A tree change spurred Paul Messenger and his family to distil the essence of a new life
It’s just past 9am on a Monday and Paul Messenger is already drinking rum. The Husk Distillers owner is tasting the first barrel of his cane juice rum and gently guiding it towards an October release.
“It’s not your average job,” the geologist with a PhD in earth science concedes.
When the first 250-bottle batch of Husk Virgin Cane Rum is released, it will mark a milestone for Paul and his family, whose “tree change” five years ago saw them leave Brisbane and establish their boutique distillery on the banks of the Tweed River in picturesque Tumbulgum in northern NSW.
“Back in 2009, we had a trip through the Caribbean and we discovered the vibrant rum culture of the islands and the variety of the different types of rum,” he says. “We were particularly impressed with some of their aged sipping rums.”

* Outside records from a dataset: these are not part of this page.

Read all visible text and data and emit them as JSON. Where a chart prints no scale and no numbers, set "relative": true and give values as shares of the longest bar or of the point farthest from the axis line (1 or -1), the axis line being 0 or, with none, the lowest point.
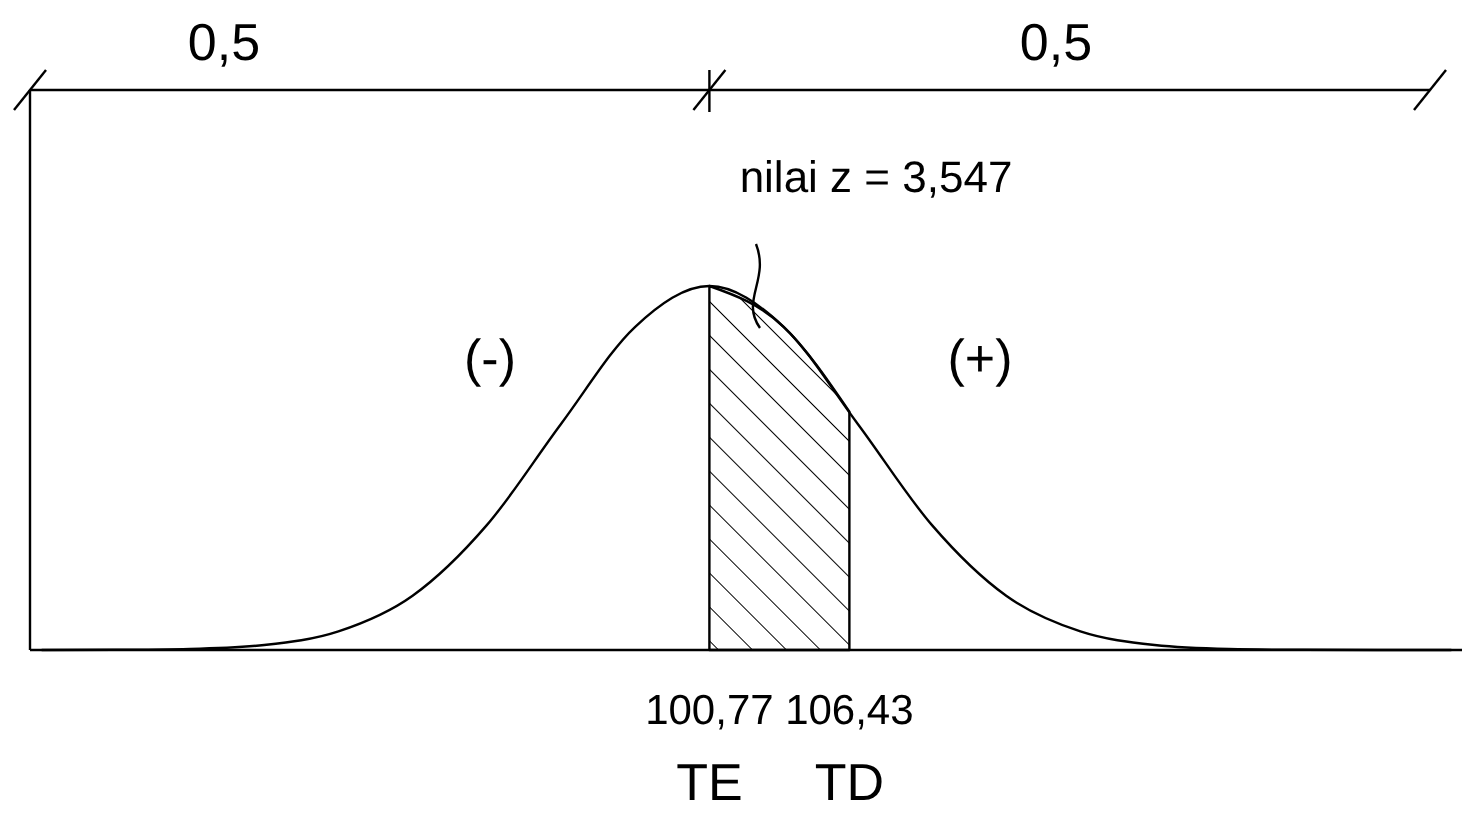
{
  "chart_data": {
    "type": "line",
    "relative": true,
    "xlim": [
      73.3,
      131.2
    ],
    "xticks": [
      {
        "value": 100.77,
        "label": "100,77"
      },
      {
        "value": 106.43,
        "label": "106,43"
      }
    ],
    "tick_labels": "x",
    "grid": false,
    "marker": "none",
    "line_style": "solid",
    "series": [
      {
        "color": "#000000",
        "x": [
          73.77,
          76.77,
          79.77,
          82.77,
          85.77,
          88.77,
          91.77,
          94.77,
          97.77,
          100.77,
          103.77,
          106.77,
          109.77,
          112.77,
          115.77,
          118.77,
          121.77,
          124.77,
          127.77,
          130.77
        ],
        "values": [
          0,
          0.0005,
          0.0029,
          0.0138,
          0.051,
          0.149,
          0.343,
          0.621,
          0.888,
          1,
          0.888,
          0.621,
          0.343,
          0.149,
          0.051,
          0.0138,
          0.0029,
          0.0005,
          0,
          0
        ]
      },
      {
        "type": "area",
        "color": "#000000",
        "x": [
          100.77,
          103.77,
          106.43
        ],
        "values": [
          1,
          0.888,
          0.655
        ]
      }
    ],
    "annotations": [
      "0,5",
      "0,5",
      "nilai z = 3,547",
      "(-)",
      "(+)",
      "TE",
      "TD"
    ]
  }
}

Admitting a preference for malt whiskey over the molasses-based rum that dominates the Australian market, Paul taught himself how to create a premium rum from freshly crushed cane juice.
The family’s first harvest in 2012 comprised six tonnes of sugarcane hand-cut from their neighbour’s farm. By 2014 it was 55 tonnes, also hand-cut after late rain and strong winds blew the cane flat and stymied their plans to use machinery.
“It was a big year, but this year it’s all standing up straight, so fingers crossed we’ll be able to get the sett cutter going,” Messenger chuckles.
Each barrel of rum takes nine days to produce and is then left to age for at least three years.
During this ageing process, Messenger developed Ink Gin, a small-batch spirit with strong notes of lemon myrtle and Tasmanian pepperberry complementing the traditional botanicals of juniper and orange.
But it is the Southeast Asian butterfly pea flower that piqued the attention of gin connoisseurs – its petals giving the spirit an inky blue colour that blushes pink when tonic water is added.
Friends who had recently returned from Thailand regaled Messenger with stories of a chilled drink infused with the flower that changed colour with a squeeze of lime.
“I just started playing around with it and discovered it was pH sensitivity that changed the colour.
“Tonic water has a pH level of three and obviously gin and tonic is a good match.”
He began experimenting with the Ink Gin’s recipe, gathering “a couple of dozen botanicals” and whittling them down to 12 through trial and error.
“It’s a blank canvas and you just let your imagination go,” he says.
Husk is about to release its fifth and largest batch of Ink Gin – about 1700 bottles – before embarking on two months of rum production.
Once that is done, Messenger will be expanding the distillery to include a cellar door, cafe and restaurant opening to the public next year.